– Да уж где тут апорте! Когда тут принесешь! Гляди. Вот твоя порция…
Николай Иванович поддел на ложку свою порцию лососины и отправил ее в рот.
– Анкор пуасон. Четыре порции этой пуасон. Катр порсион… – говорил он, прожевывая лососину.
– И пом де тер… – прибавила Глафира Семеновна.
– Quelles pommes désirez-vous, madame?[190] – спрашивал слуга.
– Кель пом! Обыкновенный пом… Вареный пом.
Лакей улыбнулся и через пять минут принес еще четыре порции лососины и отдельно целую гору жареного тоненькими палочками картофеля – pommes frites.
– Вот дурак-то! Жареный картофель к вареной рыбе подает! – воскликнул Николай Иванович.
– Да уж ешь. Только бы наесться, – сказала жена. – А только удивительно, какой здесь бестолковый народ в Париже.
Порции бифштекса были еще меньше. Супруги уж не возражали.
– На смех, просто на смех… – пробормотал Николай Иванович, забивая себе в рот свою порцию бифштекса, сжевал ее и принялся пить вино.
– Я голодна, Николай Иваныч, – жаловалась Глафира Семеновна.
– Да и я то же самое.

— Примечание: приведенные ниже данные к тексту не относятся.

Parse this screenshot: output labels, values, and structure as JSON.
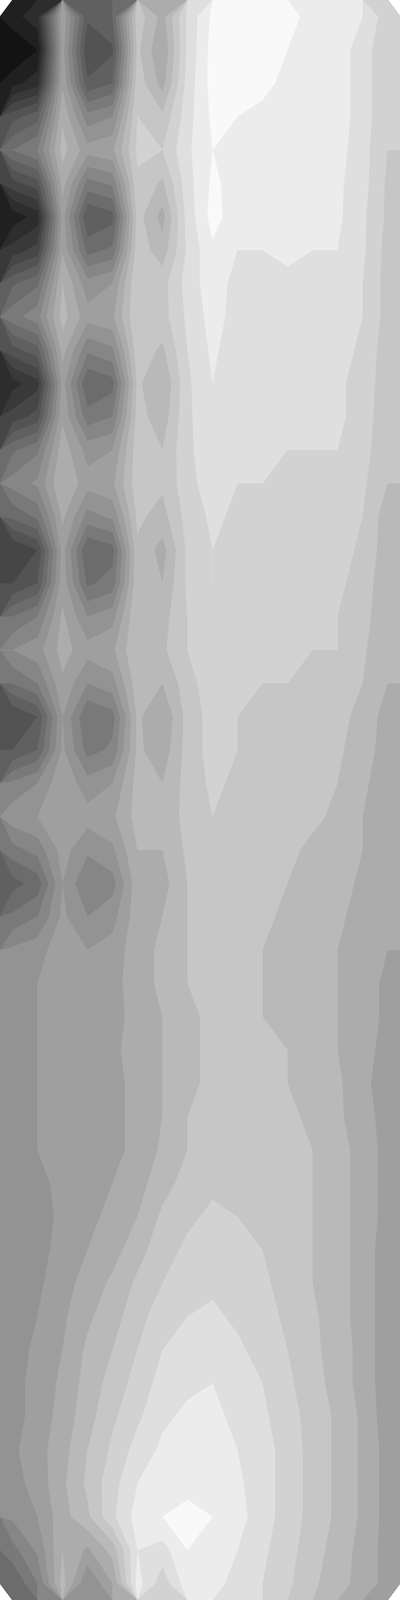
{
  "chart_data": {
    "type": "contour",
    "tick_labels": false,
    "zlim": [
      0,
      100
    ],
    "levels": [
      0,
      5,
      10,
      15,
      20,
      25,
      30,
      35,
      40,
      45,
      50,
      55,
      60,
      65,
      70,
      75,
      80,
      85,
      90,
      95
    ],
    "z": [
      [
        13,
        18,
        64,
        36,
        40,
        78,
        68,
        86,
        96,
        97,
        95,
        96,
        94,
        93,
        90,
        82
      ],
      [
        5,
        10,
        62,
        30,
        34,
        76,
        65,
        86,
        97,
        97,
        96,
        95,
        94,
        92,
        88,
        80
      ],
      [
        13,
        18,
        64,
        36,
        40,
        78,
        68,
        87,
        97,
        96,
        96,
        94,
        93,
        92,
        88,
        80
      ],
      [
        33,
        38,
        69,
        52,
        55,
        80,
        76,
        88,
        96,
        95,
        94,
        93,
        93,
        92,
        88,
        80
      ],
      [
        45,
        50,
        72,
        62,
        64,
        81,
        80,
        89,
        95,
        94,
        93,
        93,
        93,
        92,
        87,
        80
      ],
      [
        28,
        33,
        67,
        48,
        51,
        79,
        74,
        88,
        96,
        93,
        93,
        94,
        93,
        91,
        87,
        79
      ],
      [
        12,
        17,
        62,
        35,
        38,
        77,
        68,
        87,
        97,
        92,
        93,
        94,
        92,
        91,
        86,
        79
      ],
      [
        22,
        27,
        64,
        43,
        46,
        78,
        72,
        86,
        94,
        90,
        90,
        91,
        90,
        90,
        86,
        78
      ],
      [
        39,
        44,
        70,
        57,
        60,
        80,
        78,
        87,
        93,
        88,
        89,
        89,
        88,
        89,
        85,
        78
      ],
      [
        48,
        53,
        72,
        62,
        64,
        80,
        78,
        86,
        92,
        88,
        88,
        88,
        88,
        88,
        85,
        78
      ],
      [
        33,
        38,
        67,
        51,
        54,
        78,
        74,
        85,
        91,
        87,
        87,
        88,
        87,
        87,
        84,
        77
      ],
      [
        18,
        23,
        62,
        40,
        43,
        76,
        70,
        84,
        90,
        86,
        86,
        87,
        87,
        86,
        83,
        77
      ],
      [
        27,
        32,
        64,
        47,
        50,
        77,
        72,
        84,
        89,
        86,
        85,
        86,
        86,
        86,
        83,
        76
      ],
      [
        44,
        49,
        68,
        58,
        60,
        78,
        75,
        84,
        88,
        86,
        85,
        85,
        85,
        85,
        82,
        76
      ],
      [
        52,
        56,
        70,
        62,
        64,
        78,
        76,
        83,
        88,
        85,
        85,
        84,
        84,
        84,
        81,
        75
      ],
      [
        41,
        46,
        66,
        53,
        56,
        76,
        73,
        82,
        86,
        84,
        84,
        83,
        83,
        83,
        80,
        72
      ],
      [
        25,
        30,
        62,
        40,
        43,
        74,
        68,
        81,
        85,
        83,
        83,
        83,
        82,
        82,
        79,
        72
      ],
      [
        30,
        35,
        63,
        44,
        47,
        74,
        70,
        81,
        85,
        83,
        82,
        82,
        82,
        81,
        78,
        71
      ],
      [
        45,
        50,
        66,
        55,
        58,
        75,
        73,
        80,
        84,
        82,
        82,
        82,
        81,
        80,
        77,
        71
      ],
      [
        55,
        58,
        67,
        62,
        64,
        75,
        74,
        80,
        84,
        82,
        81,
        81,
        80,
        80,
        76,
        70
      ],
      [
        45,
        50,
        64,
        55,
        58,
        73,
        70,
        78,
        83,
        81,
        80,
        80,
        79,
        78,
        75,
        70
      ],
      [
        30,
        35,
        60,
        45,
        48,
        71,
        65,
        77,
        82,
        80,
        79,
        79,
        78,
        77,
        73,
        68
      ],
      [
        35,
        40,
        61,
        48,
        51,
        71,
        67,
        77,
        82,
        80,
        79,
        78,
        77,
        76,
        72,
        68
      ],
      [
        51,
        55,
        64,
        57,
        60,
        72,
        70,
        77,
        81,
        79,
        79,
        78,
        76,
        75,
        71,
        67
      ],
      [
        58,
        60,
        65,
        62,
        64,
        72,
        71,
        77,
        80,
        79,
        78,
        77,
        76,
        74,
        70,
        67
      ],
      [
        48,
        52,
        62,
        56,
        59,
        70,
        70,
        76,
        79,
        78,
        77,
        76,
        74,
        73,
        70,
        66
      ],
      [
        38,
        42,
        60,
        50,
        53,
        68,
        68,
        75,
        78,
        78,
        76,
        75,
        73,
        72,
        69,
        66
      ],
      [
        46,
        50,
        61,
        55,
        58,
        68,
        70,
        75,
        77,
        77,
        76,
        74,
        72,
        71,
        68,
        65
      ],
      [
        56,
        58,
        63,
        60,
        62,
        68,
        71,
        75,
        77,
        76,
        75,
        74,
        72,
        70,
        67,
        65
      ],
      [
        58,
        60,
        63,
        62,
        63,
        68,
        71,
        75,
        76,
        76,
        75,
        74,
        72,
        70,
        67,
        64
      ],
      [
        58,
        60,
        62,
        62,
        63,
        67,
        70,
        74,
        76,
        76,
        75,
        74,
        72,
        70,
        67,
        64
      ],
      [
        57,
        60,
        62,
        63,
        64,
        67,
        70,
        74,
        76,
        76,
        76,
        75,
        73,
        70,
        66,
        64
      ],
      [
        57,
        60,
        62,
        63,
        64,
        66,
        70,
        74,
        76,
        77,
        76,
        75,
        73,
        71,
        66,
        63
      ],
      [
        57,
        60,
        62,
        63,
        64,
        66,
        70,
        75,
        77,
        77,
        77,
        76,
        74,
        71,
        67,
        63
      ],
      [
        57,
        60,
        61,
        63,
        64,
        66,
        71,
        75,
        78,
        78,
        78,
        77,
        75,
        72,
        68,
        63
      ],
      [
        56,
        59,
        61,
        63,
        65,
        68,
        73,
        77,
        79,
        79,
        78,
        77,
        75,
        72,
        68,
        63
      ],
      [
        56,
        58,
        61,
        64,
        66,
        70,
        76,
        79,
        81,
        80,
        79,
        77,
        75,
        72,
        68,
        63
      ],
      [
        56,
        58,
        62,
        65,
        68,
        73,
        78,
        81,
        83,
        81,
        80,
        78,
        75,
        72,
        68,
        62
      ],
      [
        57,
        59,
        63,
        67,
        71,
        76,
        80,
        83,
        84,
        83,
        81,
        78,
        75,
        72,
        68,
        62
      ],
      [
        57,
        60,
        64,
        69,
        73,
        78,
        83,
        85,
        86,
        84,
        82,
        79,
        76,
        72,
        68,
        62
      ],
      [
        58,
        61,
        65,
        71,
        75,
        80,
        85,
        87,
        88,
        86,
        83,
        80,
        76,
        73,
        68,
        62
      ],
      [
        58,
        62,
        66,
        72,
        77,
        82,
        87,
        89,
        90,
        88,
        85,
        81,
        77,
        73,
        68,
        62
      ],
      [
        58,
        62,
        67,
        73,
        79,
        84,
        89,
        91,
        91,
        89,
        86,
        82,
        78,
        74,
        69,
        62
      ],
      [
        59,
        63,
        68,
        75,
        81,
        87,
        91,
        93,
        93,
        90,
        87,
        83,
        78,
        74,
        69,
        63
      ],
      [
        58,
        62,
        69,
        76,
        83,
        90,
        93,
        94,
        94,
        91,
        87,
        83,
        78,
        74,
        69,
        63
      ],
      [
        56,
        60,
        68,
        74,
        84,
        92,
        95,
        96,
        95,
        92,
        87,
        83,
        78,
        74,
        69,
        63
      ],
      [
        48,
        56,
        70,
        64,
        72,
        90,
        88,
        95,
        94,
        90,
        86,
        82,
        77,
        73,
        68,
        63
      ],
      [
        40,
        50,
        72,
        55,
        65,
        92,
        82,
        93,
        92,
        88,
        85,
        81,
        76,
        72,
        68,
        63
      ]
    ]
  }
}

Только чуть-чуть червяка заморил. Ведь с утра не ели, а теперь седьмой час. Придется часа через два переобедывать. Вот допьем вино да пойдем искать другой ресторан. Индейки какой спросим, что ли, гуся поедим… Гарсон! Комбьян? – обратился Николай Иванович к лакею и полез в карман за деньгами, чтобы заплатить за обед.
Лакей сунул ему те карты, которые были получены при входе, и указал на кассу.
Супруги поднялись с места и направились к выходу.
XXXII
– Шестнадцать французских четвертаков взяли за все про все, – говорил жене Николай Иванович, когда они вышли из ресторана Дюваля. – Что-то больно дешево. Ты рассчитай, что ведь мы вина потребовали на восемь четвертаков. Бутылку красного в четыре четвертака и бутылку белого в четыре четвертака. Стало быть, за еду пришлось всего восемь четвертаков. А ведь мы десять порций съели, шесть порций одной лососины. Положим, порции такие, что один раз в рот положить, но все-таки… Нет, стало быть, за вход в ресторан с нас ничего не взяли. Ничего… С какой же стати при входе два этих самых билета-то нам всунули? – рассуждал он про дювалевские рассчетные карты – addition. – Нет, это недорогой ресторан, ежели так рассудить.
– Да уж брось… Ну что тут считать. Все равно в этот ресторан я больше никогда не пойду, – отвечала Глафира Семеновна. – Помилуйте, улиток каких-то в раковинах нам сунули! Мы спрашиваем рыбу, явственно уж, кажется, говорю – пуасон сале, – а нам суют улиток. Надо заметить этот ресторан, чтобы не попасть в него как-нибудь по ошибке, – прибавила она, оглянулась и вдруг увидала большую, освещенную газом вывеску, гласящую по-французски: «Театр египтян и арабов». – Николай Иваныч, вон там арабский театр… арабский и египетский… Возьмем билеты и посмотрим. Наверное, что-нибудь забавное.
– Да ведь ни ты, ни я ни по-египетски, ни по-арабски не знаем, – дал ответ муж.
– Да тут и не надо знать. Просто так посмотрим. Ведь уж как по-французски представляют, мы нынешнее лето и в Петербурге в «Аркадии» видели, а тут по-арабски и по-египетски.
– Ну что ж, зайдем.
– Да конечно же зайдем, возьмем недорогие места, а не понравится – и вон. Даже и лучше, если недолго просидим. Надо пораньше домой… Я ужасно устала, и мне только бы до постели. Поужинать-то и у себя в гостинице спросим. Ведь уж наверное в гостинице есть ресторан.
– Смотри-ка… Смотри-ка… Что это впереди-то?..
Супруги завернули за угол, и глазам их представилась великолепная картина освещенных разноцветными огнями фонтанов. Струи и столбы воды играли всеми цветами радуги и рассыпались бриллиантовыми брызгами. Эйфелеву башню также освещали белыми матовыми лампами по всем этажам, а с фонаря башни в темноте ночи расстилалась по небу громадная полоса друммондова света. Картина была поразительная, и супруги остановились.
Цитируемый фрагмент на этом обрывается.